Jackie Buckley spoke on the importance of health care issues like the lack of insurance coverage for LGBT families, limited health information targeted to us, and not being included in either the medical studies or the educational campaigns. She noted outreach to the LGBT community by the local stop smoking campaign as an example of progress. Buckley is a healthcare administrator who volunteers with the Identity Advocacy Team and PFLAG Anchorage.

Rev. Susan Halvor, an ordained Lutheran pastor, said she is often asked, "Where can LGBT Alaskans go to church and be welcomed?" Rev. Halvor encouraged the LGBT community to support general human rights issues in Alaska, along with specific issues of gay equality.

Marsha Buck is an ally from Juneau, a proud PFLAG mom, and the President of Alaskans Together for Equality. She noted that many of our state House legislators are far-right republicans and that it's time to bring the Alaska legislature back into balance by electing more progressives.
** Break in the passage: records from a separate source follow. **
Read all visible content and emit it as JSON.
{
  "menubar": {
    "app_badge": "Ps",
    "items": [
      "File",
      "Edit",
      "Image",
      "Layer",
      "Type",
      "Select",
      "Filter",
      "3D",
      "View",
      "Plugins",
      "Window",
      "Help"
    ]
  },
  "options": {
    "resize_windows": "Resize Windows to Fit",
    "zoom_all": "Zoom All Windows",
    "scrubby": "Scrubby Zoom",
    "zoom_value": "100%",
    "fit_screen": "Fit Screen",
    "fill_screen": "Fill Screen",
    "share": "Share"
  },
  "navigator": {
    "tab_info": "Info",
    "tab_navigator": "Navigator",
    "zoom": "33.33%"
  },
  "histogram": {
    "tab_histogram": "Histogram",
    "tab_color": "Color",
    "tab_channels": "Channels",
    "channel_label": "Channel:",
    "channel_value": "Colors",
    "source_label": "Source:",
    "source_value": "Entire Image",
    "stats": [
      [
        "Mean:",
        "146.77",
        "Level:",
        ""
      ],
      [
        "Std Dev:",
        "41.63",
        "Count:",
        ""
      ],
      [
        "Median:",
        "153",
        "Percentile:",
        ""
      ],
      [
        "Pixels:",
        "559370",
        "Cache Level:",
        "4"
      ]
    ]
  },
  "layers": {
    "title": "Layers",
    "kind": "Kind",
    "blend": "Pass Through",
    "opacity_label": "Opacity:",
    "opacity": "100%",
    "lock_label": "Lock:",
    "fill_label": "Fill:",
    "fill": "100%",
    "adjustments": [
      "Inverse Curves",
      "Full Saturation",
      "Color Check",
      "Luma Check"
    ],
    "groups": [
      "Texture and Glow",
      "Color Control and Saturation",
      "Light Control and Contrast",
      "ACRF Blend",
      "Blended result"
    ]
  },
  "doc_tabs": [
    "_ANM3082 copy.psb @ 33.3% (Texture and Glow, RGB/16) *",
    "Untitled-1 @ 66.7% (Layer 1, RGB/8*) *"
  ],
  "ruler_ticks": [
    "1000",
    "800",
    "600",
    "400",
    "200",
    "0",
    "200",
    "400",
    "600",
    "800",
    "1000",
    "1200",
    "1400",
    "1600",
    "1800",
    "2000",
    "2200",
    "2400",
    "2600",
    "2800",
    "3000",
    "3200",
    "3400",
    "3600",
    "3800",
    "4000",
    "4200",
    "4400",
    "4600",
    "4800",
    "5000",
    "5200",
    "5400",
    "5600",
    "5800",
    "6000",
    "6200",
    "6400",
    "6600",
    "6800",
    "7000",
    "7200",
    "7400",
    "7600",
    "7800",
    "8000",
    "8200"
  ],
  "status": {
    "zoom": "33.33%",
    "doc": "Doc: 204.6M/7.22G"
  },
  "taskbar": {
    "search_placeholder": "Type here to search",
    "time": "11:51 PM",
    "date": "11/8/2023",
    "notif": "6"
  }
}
She encouraged LGBT people to live honestly and open, in a respectful way, and we will get honesty and respect in return. She said that our allies are glad to speak for us, but that we also need to speak for ourselves. And she recommended that we join Alaskans Together for Equality to work for our rights here in Alaska.
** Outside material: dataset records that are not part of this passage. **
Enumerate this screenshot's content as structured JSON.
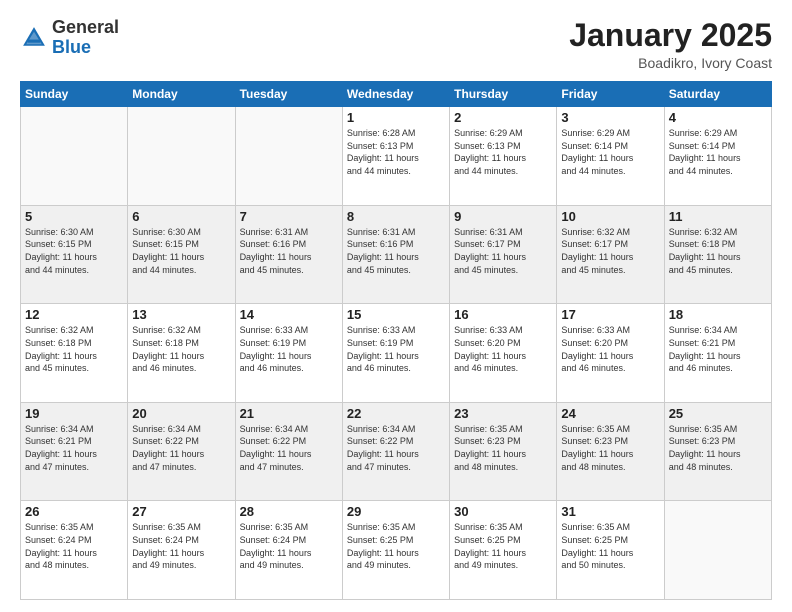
{
  "header": {
    "logo": {
      "general": "General",
      "blue": "Blue"
    },
    "title": "January 2025",
    "location": "Boadikro, Ivory Coast"
  },
  "weekdays": [
    "Sunday",
    "Monday",
    "Tuesday",
    "Wednesday",
    "Thursday",
    "Friday",
    "Saturday"
  ],
  "weeks": [
    [
      {
        "day": "",
        "info": ""
      },
      {
        "day": "",
        "info": ""
      },
      {
        "day": "",
        "info": ""
      },
      {
        "day": "1",
        "info": "Sunrise: 6:28 AM\nSunset: 6:13 PM\nDaylight: 11 hours\nand 44 minutes."
      },
      {
        "day": "2",
        "info": "Sunrise: 6:29 AM\nSunset: 6:13 PM\nDaylight: 11 hours\nand 44 minutes."
      },
      {
        "day": "3",
        "info": "Sunrise: 6:29 AM\nSunset: 6:14 PM\nDaylight: 11 hours\nand 44 minutes."
      },
      {
        "day": "4",
        "info": "Sunrise: 6:29 AM\nSunset: 6:14 PM\nDaylight: 11 hours\nand 44 minutes."
      }
    ],
    [
      {
        "day": "5",
        "info": "Sunrise: 6:30 AM\nSunset: 6:15 PM\nDaylight: 11 hours\nand 44 minutes."
      },
      {
        "day": "6",
        "info": "Sunrise: 6:30 AM\nSunset: 6:15 PM\nDaylight: 11 hours\nand 44 minutes."
      },
      {
        "day": "7",
        "info": "Sunrise: 6:31 AM\nSunset: 6:16 PM\nDaylight: 11 hours\nand 45 minutes."
      },
      {
        "day": "8",
        "info": "Sunrise: 6:31 AM\nSunset: 6:16 PM\nDaylight: 11 hours\nand 45 minutes."
      },
      {
        "day": "9",
        "info": "Sunrise: 6:31 AM\nSunset: 6:17 PM\nDaylight: 11 hours\nand 45 minutes."
      },
      {
        "day": "10",
        "info": "Sunrise: 6:32 AM\nSunset: 6:17 PM\nDaylight: 11 hours\nand 45 minutes."
      },
      {
        "day": "11",
        "info": "Sunrise: 6:32 AM\nSunset: 6:18 PM\nDaylight: 11 hours\nand 45 minutes."
      }
    ],
    [
      {
        "day": "12",
        "info": "Sunrise: 6:32 AM\nSunset: 6:18 PM\nDaylight: 11 hours\nand 45 minutes."
      },
      {
        "day": "13",
        "info": "Sunrise: 6:32 AM\nSunset: 6:18 PM\nDaylight: 11 hours\nand 46 minutes."
      },
      {
        "day": "14",
        "info": "Sunrise: 6:33 AM\nSunset: 6:19 PM\nDaylight: 11 hours\nand 46 minutes."
      },
      {
        "day": "15",
        "info": "Sunrise: 6:33 AM\nSunset: 6:19 PM\nDaylight: 11 hours\nand 46 minutes."
      },
      {
        "day": "16",
        "info": "Sunrise: 6:33 AM\nSunset: 6:20 PM\nDaylight: 11 hours\nand 46 minutes."
      },
      {
        "day": "17",
        "info": "Sunrise: 6:33 AM\nSunset: 6:20 PM\nDaylight: 11 hours\nand 46 minutes."
      },
      {
        "day": "18",
        "info": "Sunrise: 6:34 AM\nSunset: 6:21 PM\nDaylight: 11 hours\nand 46 minutes."
      }
    ],
    [
      {
        "day": "19",
        "info": "Sunrise: 6:34 AM\nSunset: 6:21 PM\nDaylight: 11 hours\nand 47 minutes."
      },
      {
        "day": "20",
        "info": "Sunrise: 6:34 AM\nSunset: 6:22 PM\nDaylight: 11 hours\nand 47 minutes."
      },
      {
        "day": "21",
        "info": "Sunrise: 6:34 AM\nSunset: 6:22 PM\nDaylight: 11 hours\nand 47 minutes."
      },
      {
        "day": "22",
        "info": "Sunrise: 6:34 AM\nSunset: 6:22 PM\nDaylight: 11 hours\nand 47 minutes."
      },
      {
        "day": "23",
        "info": "Sunrise: 6:35 AM\nSunset: 6:23 PM\nDaylight: 11 hours\nand 48 minutes."
      },
      {
        "day": "24",
        "info": "Sunrise: 6:35 AM\nSunset: 6:23 PM\nDaylight: 11 hours\nand 48 minutes."
      },
      {
        "day": "25",
        "info": "Sunrise: 6:35 AM\nSunset: 6:23 PM\nDaylight: 11 hours\nand 48 minutes."
      }
    ],
    [
      {
        "day": "26",
        "info": "Sunrise: 6:35 AM\nSunset: 6:24 PM\nDaylight: 11 hours\nand 48 minutes."
      },
      {
        "day": "27",
        "info": "Sunrise: 6:35 AM\nSunset: 6:24 PM\nDaylight: 11 hours\nand 49 minutes."
      },
      {
        "day": "28",
        "info": "Sunrise: 6:35 AM\nSunset: 6:24 PM\nDaylight: 11 hours\nand 49 minutes."
      },
      {
        "day": "29",
        "info": "Sunrise: 6:35 AM\nSunset: 6:25 PM\nDaylight: 11 hours\nand 49 minutes."
      },
      {
        "day": "30",
        "info": "Sunrise: 6:35 AM\nSunset: 6:25 PM\nDaylight: 11 hours\nand 49 minutes."
      },
      {
        "day": "31",
        "info": "Sunrise: 6:35 AM\nSunset: 6:25 PM\nDaylight: 11 hours\nand 50 minutes."
      },
      {
        "day": "",
        "info": ""
      }
    ]
  ]
}
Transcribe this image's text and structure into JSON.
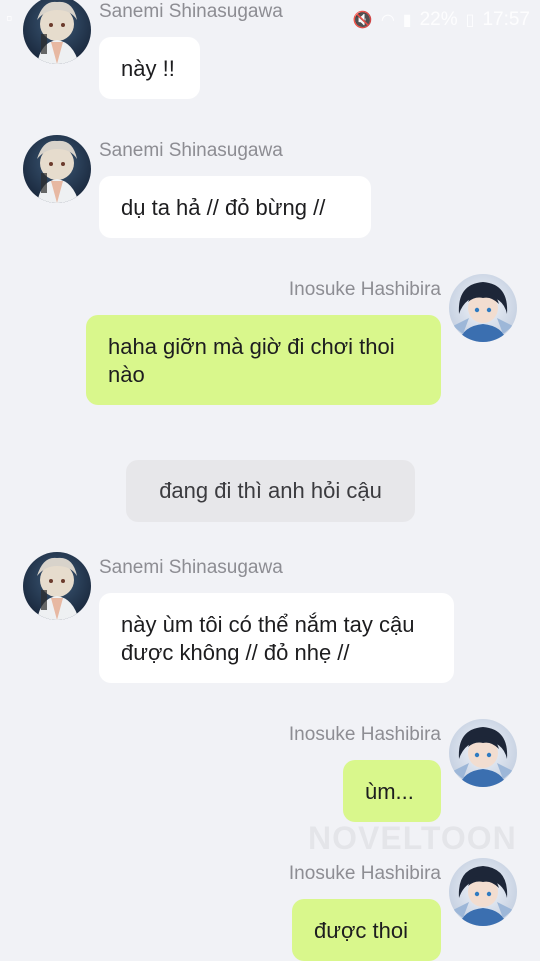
{
  "status_bar": {
    "battery": "22%",
    "time": "17:57"
  },
  "messages": [
    {
      "sender": "Sanemi Shinasugawa",
      "text": "này !!",
      "side": "left"
    },
    {
      "sender": "Sanemi Shinasugawa",
      "text": "dụ ta hả // đỏ bừng //",
      "side": "left"
    },
    {
      "sender": "Inosuke Hashibira",
      "text": "haha giỡn mà giờ đi chơi thoi nào",
      "side": "right"
    },
    {
      "narration": "đang đi thì anh hỏi cậu"
    },
    {
      "sender": "Sanemi Shinasugawa",
      "text": "này ùm tôi có thể nắm tay cậu được không // đỏ nhẹ //",
      "side": "left"
    },
    {
      "sender": "Inosuke Hashibira",
      "text": "ùm...",
      "side": "right"
    },
    {
      "sender": "Inosuke Hashibira",
      "text": "được thoi",
      "side": "right"
    }
  ],
  "watermark": "NOVELTOON",
  "colors": {
    "background": "#f1f2f6",
    "left_bubble": "#ffffff",
    "right_bubble": "#d9f78c",
    "narration_bubble": "#e7e7ea",
    "name": "#8d8d93"
  },
  "icons": [
    "sanemi-avatar",
    "inosuke-avatar",
    "signal-icon",
    "wifi-icon",
    "battery-icon"
  ]
}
Mike Mason is a young man who attended the hearings for the equal rights ordinance this summer and helped organize the rallies on the lawn. He supports activism for minority rights, to achieve legal equality in the city, state and country. He said that religion is not our enemy, ignorance is, and he suggested that we come out because change is made through personal contacts.

Verner Wilson is not the only gay Eskimo. He grew up in a small rural town where he was teased for being gay. There are no resources for LGBT kids in rural Alaska, and no support for LGBT Native Alaskans anywhere. He is concerned about Pebble Mine ruining his home waters of Bristol Bay, about the mayor's veto of the equal rights ordinance, and about the repeal of the military's "Don't Ask, Don't Tell" policy. He also noted that his family accepts him now.
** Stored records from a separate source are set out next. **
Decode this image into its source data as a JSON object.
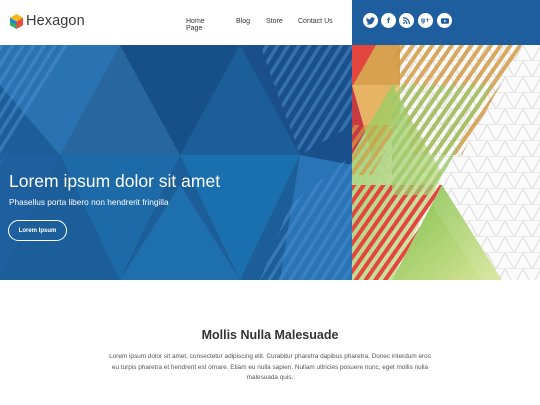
{
  "brand": {
    "name": "Hexagon"
  },
  "nav": {
    "items": [
      {
        "label": "Home Page"
      },
      {
        "label": "Blog"
      },
      {
        "label": "Store"
      },
      {
        "label": "Contact Us"
      }
    ]
  },
  "social": {
    "icons": [
      {
        "name": "twitter-icon",
        "glyph": "t"
      },
      {
        "name": "facebook-icon",
        "glyph": "f"
      },
      {
        "name": "rss-icon",
        "glyph": "≈"
      },
      {
        "name": "google-plus-icon",
        "glyph": "g+"
      },
      {
        "name": "youtube-icon",
        "glyph": "▶"
      }
    ]
  },
  "hero": {
    "title": "Lorem ipsum dolor sit amet",
    "subtitle": "Phasellus porta libero non hendrerit fringilla",
    "button_label": "Lorem Ipsum"
  },
  "section": {
    "title": "Mollis Nulla Malesuade",
    "text": "Lorem ipsum dolor sit amet, consectetur adipiscing elit. Curabitur pharetra dapibus pharetra. Donec interdum eros eu turpis pharetra et hendrerit est ornare. Etiam eu nulla sapien. Nullam ultricies posuere nunc, eget mollis nulla malesuada quis."
  },
  "colors": {
    "brand_blue": "#1f5e9e",
    "hero_blue": "#1b5c97",
    "accent_red": "#e0463f",
    "accent_green": "#8bc34a",
    "accent_gold": "#d6a64e"
  }
}
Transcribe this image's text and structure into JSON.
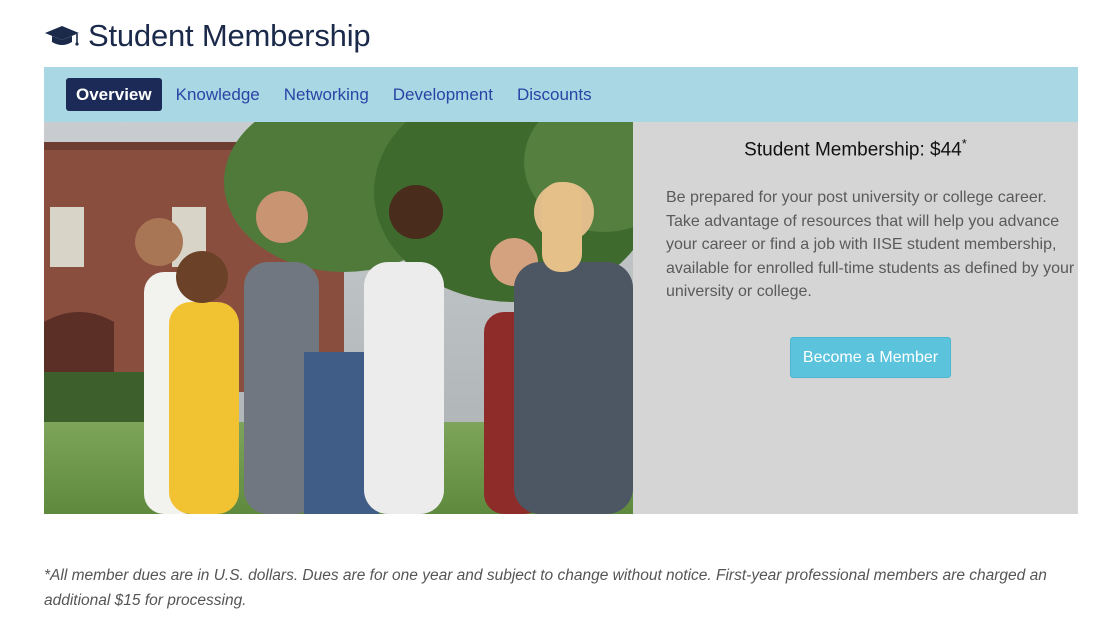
{
  "header": {
    "icon": "graduation-cap-icon",
    "title": "Student Membership"
  },
  "tabs": [
    {
      "label": "Overview",
      "active": true
    },
    {
      "label": "Knowledge",
      "active": false
    },
    {
      "label": "Networking",
      "active": false
    },
    {
      "label": "Development",
      "active": false
    },
    {
      "label": "Discounts",
      "active": false
    }
  ],
  "hero": {
    "image_alt": "students-walking-photo",
    "price_title": "Student Membership: $44",
    "price_marker": "*",
    "description": "Be prepared for your post university or college career. Take advantage of resources that will help you advance your career or find a job with IISE student membership, available for enrolled full-time students as defined by your university or college.",
    "cta_label": "Become a Member"
  },
  "footer": {
    "disclaimer": "*All member dues are in U.S. dollars. Dues are for one year and subject to change without notice. First-year professional members are charged an additional $15 for processing."
  },
  "colors": {
    "title": "#1b2a4a",
    "tabbar": "#a9d7e3",
    "tab_active_bg": "#1b2a56",
    "tab_link": "#2a44a6",
    "panel": "#d5d5d5",
    "cta": "#5bc4dc"
  }
}
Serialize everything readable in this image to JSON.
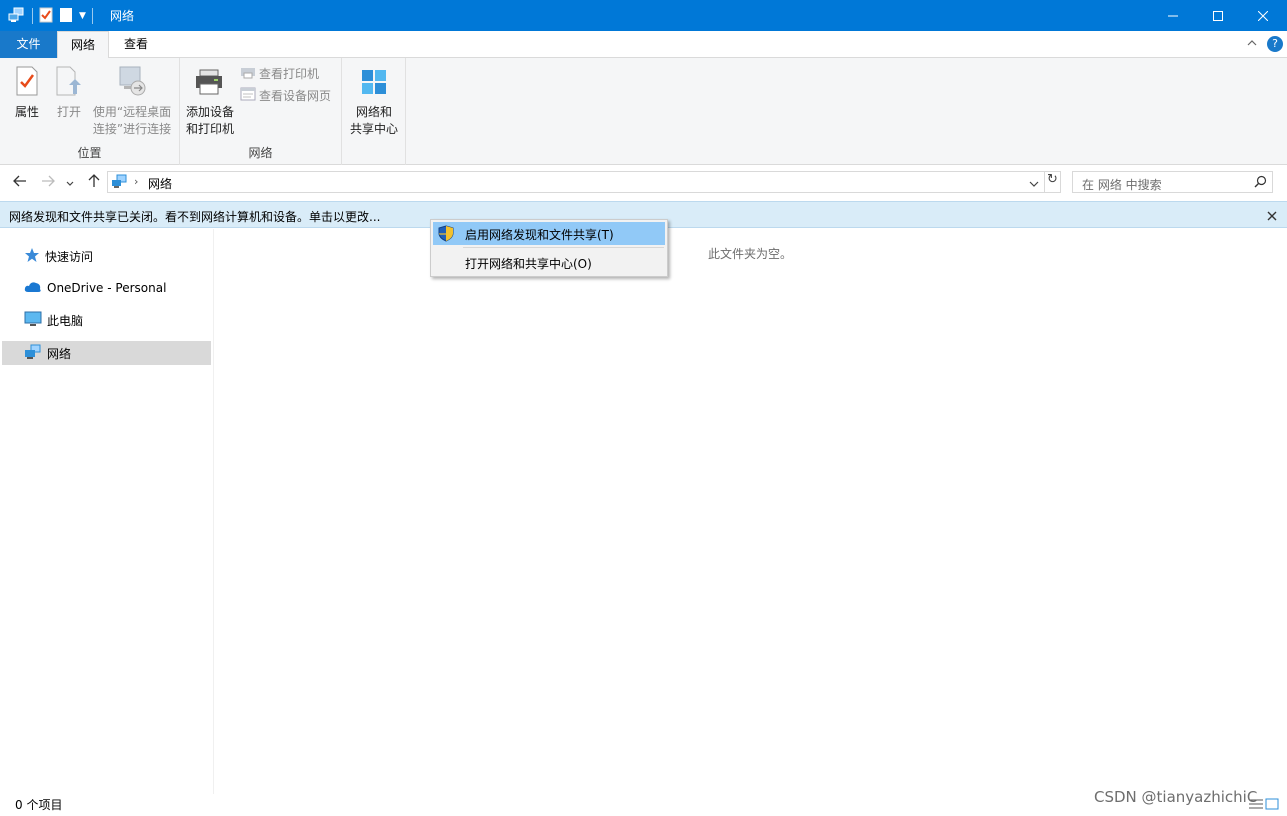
{
  "window": {
    "title": "网络"
  },
  "tabs": {
    "file": "文件",
    "network": "网络",
    "view": "查看"
  },
  "ribbon": {
    "location_group": {
      "label": "位置",
      "properties": "属性",
      "open": "打开",
      "remote_line1": "使用“远程桌面",
      "remote_line2": "连接”进行连接"
    },
    "network_group": {
      "label": "网络",
      "add_line1": "添加设备",
      "add_line2": "和打印机",
      "view_printers": "查看打印机",
      "view_device_webpage": "查看设备网页"
    },
    "center_group": {
      "line1": "网络和",
      "line2": "共享中心"
    }
  },
  "address": {
    "crumb": "网络",
    "search_placeholder": "在 网络 中搜索"
  },
  "infobar": {
    "text": "网络发现和文件共享已关闭。看不到网络计算机和设备。单击以更改..."
  },
  "navpane": {
    "items": [
      {
        "label": "快速访问",
        "icon": "star-icon"
      },
      {
        "label": "OneDrive - Personal",
        "icon": "cloud-icon"
      },
      {
        "label": "此电脑",
        "icon": "monitor-icon"
      },
      {
        "label": "网络",
        "icon": "network-icon",
        "selected": true
      }
    ]
  },
  "content": {
    "empty_text": "此文件夹为空。"
  },
  "context_menu": {
    "items": [
      {
        "label": "启用网络发现和文件共享(T)",
        "icon": "shield-icon",
        "highlighted": true
      },
      {
        "label": "打开网络和共享中心(O)"
      }
    ]
  },
  "status": {
    "count": "0 个项目"
  },
  "watermark": "CSDN @tianyazhichiC",
  "colors": {
    "titlebar": "#0078d7",
    "file_tab": "#1979ca",
    "infobar": "#d9ecf8",
    "menu_highlight": "#91c9f7"
  }
}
Frank Jenkins (aka Miss MeMe) is the newly-elected Empress of the Imperial Court of All Alaska, the state's first gay organization. He grew up in supportive communities and remembers marching in a candlelight vigil following the murder of Harvey Milk. He said that opposition is often the instigation for progress because it creates a backlash against the prejudice. When people speak out for what is right and are knocked down, they become heroes. Our local allies woke up to the prejudice we faced this summer, and the homophobes will never support us. But how do we motivate those in the middle and get more LGBT youth to stay involved? Leadership development and mentoring for gay and especially trans young adults after they come out, to help them live full lives around work, relationships, spirituality, and politics.

Trevor Storrs is the director of Four A's. He was raised in a small isolated town and even they have evolved on LGBT issues. The actual bigots are a minority, the rest fear us because they don't know us. When they get to know us as individuals, not categories, they can accept us for who we are. Personal contact is important to help them get past their fear.

After the panel members spoke, conference chair Johnathan Jones opened the discussion to the audience. The main issues were how to develop better connections between the LGBT groups and more effective outreach to the mainstream public.

The conference participants also enjoyed a comedy hypnosis show by Jay Her, visited vender and information booths representing LGBT groups, ate lunch and breakfast provided by The Last Frontier Men's Club, and met in person their far-flung email contacts and Facebook friends.

When the conference ended, several of us drove down 36th to the Library and joined the support rally for the National Equality March. Rally organizers Tara and Jon and the other young protestors, gay and straight, had been standing there since 10 a.m., despite the drizzle, and were happy to see us. With that kind of commitment, LGBT equality is inevitable.